Finding the Area of a Region Bounded by a Curve

[mathgirl89]

Find the exact area of the region bounded by the curve:
x = y^2 and the lines:
x = y - 1
y = -3
y = 3

so far, I have:

the integral from -3 to 3 OF (y^2)- (y-1)dy
(1/3) y^3 - (1/2) y^2 + y

top-bottom gives me:
9- 4.5 + 3 = 7.5 for (3)
and
-9 + 4.5 - 3 = -7.5

Subtract them and I get 0! I know this isn't correct. If anyone could tell me where I went wrong on this I'd greatly appreciate it!

Thank you in advance!

 

[galactus]

I believe this is what you're looking for. If I am interpreting correctly.

Breaking it upin to sections.

\(\displaystyle \L\\\int_{0}^{2}(x+1-\sqrt{x})dx+\int_{2}^{9}(3-\sqrt{x})dx+\int_{0}^{9}(3-\sqrt{x})dx\)

 

[daon]

Using Galactus' pretty picture, one could also do the following which might be easier on the powers+fractions etc.

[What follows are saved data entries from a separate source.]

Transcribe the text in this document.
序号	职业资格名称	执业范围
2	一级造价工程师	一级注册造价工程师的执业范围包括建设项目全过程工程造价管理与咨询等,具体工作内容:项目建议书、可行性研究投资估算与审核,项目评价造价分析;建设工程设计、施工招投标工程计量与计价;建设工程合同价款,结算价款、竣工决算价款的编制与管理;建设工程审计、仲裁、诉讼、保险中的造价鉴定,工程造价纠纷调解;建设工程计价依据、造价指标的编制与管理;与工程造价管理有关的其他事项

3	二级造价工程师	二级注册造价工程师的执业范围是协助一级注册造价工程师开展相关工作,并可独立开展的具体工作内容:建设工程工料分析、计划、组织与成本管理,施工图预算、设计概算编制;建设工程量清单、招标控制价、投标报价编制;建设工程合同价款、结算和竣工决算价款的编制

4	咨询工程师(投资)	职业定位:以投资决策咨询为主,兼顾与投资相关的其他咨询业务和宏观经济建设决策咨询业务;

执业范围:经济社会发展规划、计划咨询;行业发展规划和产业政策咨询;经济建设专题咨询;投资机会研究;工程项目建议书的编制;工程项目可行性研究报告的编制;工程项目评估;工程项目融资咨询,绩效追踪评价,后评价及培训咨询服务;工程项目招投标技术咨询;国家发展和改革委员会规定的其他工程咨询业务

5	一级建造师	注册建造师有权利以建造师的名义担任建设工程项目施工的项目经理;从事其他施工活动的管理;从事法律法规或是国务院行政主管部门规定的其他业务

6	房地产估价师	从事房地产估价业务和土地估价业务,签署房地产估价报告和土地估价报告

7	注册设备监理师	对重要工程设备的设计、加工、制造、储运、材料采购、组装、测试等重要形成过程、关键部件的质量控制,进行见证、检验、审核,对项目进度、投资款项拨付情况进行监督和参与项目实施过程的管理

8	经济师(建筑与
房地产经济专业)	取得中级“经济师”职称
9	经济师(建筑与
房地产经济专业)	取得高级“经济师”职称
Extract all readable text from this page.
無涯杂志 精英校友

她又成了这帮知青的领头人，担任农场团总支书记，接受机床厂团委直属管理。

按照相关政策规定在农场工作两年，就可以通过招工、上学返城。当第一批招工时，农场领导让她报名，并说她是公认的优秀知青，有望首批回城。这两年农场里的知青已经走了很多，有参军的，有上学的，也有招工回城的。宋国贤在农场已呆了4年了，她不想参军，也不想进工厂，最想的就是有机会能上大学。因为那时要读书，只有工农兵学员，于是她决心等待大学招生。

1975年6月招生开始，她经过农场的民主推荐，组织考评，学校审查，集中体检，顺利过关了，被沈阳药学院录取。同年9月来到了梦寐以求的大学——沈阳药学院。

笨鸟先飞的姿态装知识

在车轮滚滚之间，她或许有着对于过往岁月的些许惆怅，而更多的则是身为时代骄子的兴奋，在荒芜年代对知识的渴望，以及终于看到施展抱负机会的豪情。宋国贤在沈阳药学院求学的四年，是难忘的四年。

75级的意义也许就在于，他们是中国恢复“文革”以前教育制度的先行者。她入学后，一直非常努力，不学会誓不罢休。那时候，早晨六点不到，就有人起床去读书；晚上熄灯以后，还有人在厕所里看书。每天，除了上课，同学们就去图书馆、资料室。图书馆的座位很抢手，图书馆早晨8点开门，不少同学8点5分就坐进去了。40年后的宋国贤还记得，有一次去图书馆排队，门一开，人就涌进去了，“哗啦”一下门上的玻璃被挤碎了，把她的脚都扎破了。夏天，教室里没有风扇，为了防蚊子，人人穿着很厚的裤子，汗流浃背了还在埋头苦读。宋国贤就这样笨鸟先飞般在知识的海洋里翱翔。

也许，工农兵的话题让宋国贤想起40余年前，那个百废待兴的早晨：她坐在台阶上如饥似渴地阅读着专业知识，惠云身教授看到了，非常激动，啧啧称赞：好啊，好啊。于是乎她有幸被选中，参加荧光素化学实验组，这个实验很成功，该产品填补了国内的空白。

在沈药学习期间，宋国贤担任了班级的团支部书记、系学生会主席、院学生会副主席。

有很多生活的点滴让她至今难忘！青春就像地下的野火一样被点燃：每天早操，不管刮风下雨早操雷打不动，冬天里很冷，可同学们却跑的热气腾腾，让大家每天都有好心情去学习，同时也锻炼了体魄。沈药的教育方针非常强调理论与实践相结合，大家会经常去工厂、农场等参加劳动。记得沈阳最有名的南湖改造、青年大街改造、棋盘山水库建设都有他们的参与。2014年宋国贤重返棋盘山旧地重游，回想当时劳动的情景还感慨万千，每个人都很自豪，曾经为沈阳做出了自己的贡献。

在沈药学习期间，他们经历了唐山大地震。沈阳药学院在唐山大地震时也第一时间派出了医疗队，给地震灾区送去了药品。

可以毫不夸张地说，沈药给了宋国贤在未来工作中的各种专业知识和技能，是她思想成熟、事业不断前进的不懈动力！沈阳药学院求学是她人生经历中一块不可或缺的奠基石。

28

\(\displaystyle \L \int _{-3}^1 \( y^2 \) dy + \int _1^3 \( y^2-(y-1) \) dy\)

 

[mathgirl89]

wow...

ok! Thank you both for your help! I'm still a little lost though. I ended up with 16 when I added the integrals together. I was told the answer was supposed to equal 24. I then thought to use the same techniques to find the area of the 'negative area' on the left side of th y-axis:

the integral from -3 to -1 of: y^2- (y-1) which gave me 14.666.... .When I add this to my previous total, I don't get 24.

Thank you again!

 

[pka]

Why are you all excluding the area on the left of the y-axis?
\(\displaystyle \L\int\limits_{ - 3}^3 {\left[ {y^2 - \left( {y - 1} \right)} \right]dy} = 24\)

 

[mathgirl89]

ok

that was...alot easier. turning it and just taking it all together...thank you so much!